I've thrown in a few Swedish words and phrases:  
'Ur funktion' - means 'Out of order' or 'Not working
'Blixten' - Sanna's horse's name means 'Lightning'
'Jag heter Nils Frej.' - means 'My name is Nils Frej.' 'Nils' is derived from 'Nicholas'. My own brother's first name is Nils. According to Wikipedia, 'Frej' is the Norse pagan god 'associated with sacral kingship, virility and prosperity, with sunshine and fair weather'. I don't know if anyone has it as a surname. I was going to check the phone book. 

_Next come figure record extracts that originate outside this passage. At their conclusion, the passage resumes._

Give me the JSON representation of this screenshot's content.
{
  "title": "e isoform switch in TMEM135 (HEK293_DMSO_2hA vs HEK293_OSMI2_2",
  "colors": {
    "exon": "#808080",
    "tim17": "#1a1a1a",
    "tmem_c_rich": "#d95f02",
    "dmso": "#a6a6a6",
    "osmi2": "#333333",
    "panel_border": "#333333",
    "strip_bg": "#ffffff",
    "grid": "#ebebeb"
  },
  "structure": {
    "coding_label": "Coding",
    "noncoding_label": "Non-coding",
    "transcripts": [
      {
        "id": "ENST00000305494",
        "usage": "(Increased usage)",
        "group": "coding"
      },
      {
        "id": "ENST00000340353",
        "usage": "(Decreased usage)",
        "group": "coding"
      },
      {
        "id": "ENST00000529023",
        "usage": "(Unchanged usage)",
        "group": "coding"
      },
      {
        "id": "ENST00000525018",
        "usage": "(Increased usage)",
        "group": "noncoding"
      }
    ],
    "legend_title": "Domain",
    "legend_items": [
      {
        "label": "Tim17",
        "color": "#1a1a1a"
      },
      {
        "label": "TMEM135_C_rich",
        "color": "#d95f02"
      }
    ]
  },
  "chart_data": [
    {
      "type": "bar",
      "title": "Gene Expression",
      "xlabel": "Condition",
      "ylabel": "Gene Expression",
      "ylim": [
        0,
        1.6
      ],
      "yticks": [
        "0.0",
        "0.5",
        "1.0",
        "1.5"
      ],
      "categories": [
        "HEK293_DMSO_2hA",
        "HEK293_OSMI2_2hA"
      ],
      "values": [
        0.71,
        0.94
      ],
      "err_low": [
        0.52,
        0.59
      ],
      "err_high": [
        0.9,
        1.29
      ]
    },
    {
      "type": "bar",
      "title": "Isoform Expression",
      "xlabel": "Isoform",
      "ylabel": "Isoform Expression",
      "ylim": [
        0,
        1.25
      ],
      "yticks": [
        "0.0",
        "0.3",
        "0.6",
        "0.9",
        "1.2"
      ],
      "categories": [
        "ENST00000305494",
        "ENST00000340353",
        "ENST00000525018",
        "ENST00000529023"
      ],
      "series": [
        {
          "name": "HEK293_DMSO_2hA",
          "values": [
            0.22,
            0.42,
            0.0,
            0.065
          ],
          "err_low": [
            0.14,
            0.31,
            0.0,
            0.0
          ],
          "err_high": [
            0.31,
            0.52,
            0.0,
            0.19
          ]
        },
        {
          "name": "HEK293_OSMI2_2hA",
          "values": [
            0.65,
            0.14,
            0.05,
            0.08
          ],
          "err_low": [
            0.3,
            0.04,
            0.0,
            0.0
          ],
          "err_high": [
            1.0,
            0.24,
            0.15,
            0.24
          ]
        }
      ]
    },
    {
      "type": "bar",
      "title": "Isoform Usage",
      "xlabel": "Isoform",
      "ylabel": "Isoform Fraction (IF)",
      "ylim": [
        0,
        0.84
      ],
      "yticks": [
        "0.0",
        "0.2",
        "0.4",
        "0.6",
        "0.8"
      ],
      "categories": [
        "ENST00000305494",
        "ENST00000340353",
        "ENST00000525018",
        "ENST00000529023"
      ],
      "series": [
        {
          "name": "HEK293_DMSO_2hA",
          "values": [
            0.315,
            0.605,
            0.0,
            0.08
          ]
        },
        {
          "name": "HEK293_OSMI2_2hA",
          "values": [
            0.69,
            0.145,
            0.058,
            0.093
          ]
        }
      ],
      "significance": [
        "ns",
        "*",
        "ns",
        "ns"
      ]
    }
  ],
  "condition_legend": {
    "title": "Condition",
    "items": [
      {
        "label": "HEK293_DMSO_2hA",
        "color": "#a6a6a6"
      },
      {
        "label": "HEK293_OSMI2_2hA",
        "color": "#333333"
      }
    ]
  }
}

An allusion to a sunny personality is the character in Alfred Hitchcock's film The Lady Vanishes. The name of the lady who vanishes is 'Miss Froy' (that rhymes with 'joy').
My protagonist's name,  Sanna Stark, means three things. 'Sanna' is a nickname for 'Susanna', but also the plural form of the adjective 'true'. Her surname, 'stark' means 'strong'. It is a real name that some people actually have. I have an ancestor whose name was Eva Stark.

The inspiration for the setting is partly taken from all of these air trips to Dulles Airport and one of the scenes from the last and final Harry Potter film, where Harry Potter meets Professor Dumbledore in a dreamlike place that resembles King's Cross Station in London. Dulles Airport is to me something similar to what King's Cross Station is to J.K. Rowling.
It might interest you folks to know that I am trying to teach my children English. My daughter Elisabet has decided that she hates the English language; she thinks it is ugly and refuses to go to her extra lessons. When I try speaking English with her she shouts at me 'Jag hatar dig' (='I hate you!'). So I have lots of material for dramatic stories, but nothing very romantic. For the moment, I've given up the struggle with her. But I have a secret ally: her brother Erik; he likes the lessons and wants to learn English

I am inspired by blogging friend, Adura Ojo, who has sometimes used Nigerian words to spice up her stories/WIP. I thought I would put a few Swedish words in, to remind you all that my characters live in a bilingual, multilingual world. But it is experimental. I am still trying to learn how to do this. For the sake of making it technically easy, I have only chosen words that don't have special letters.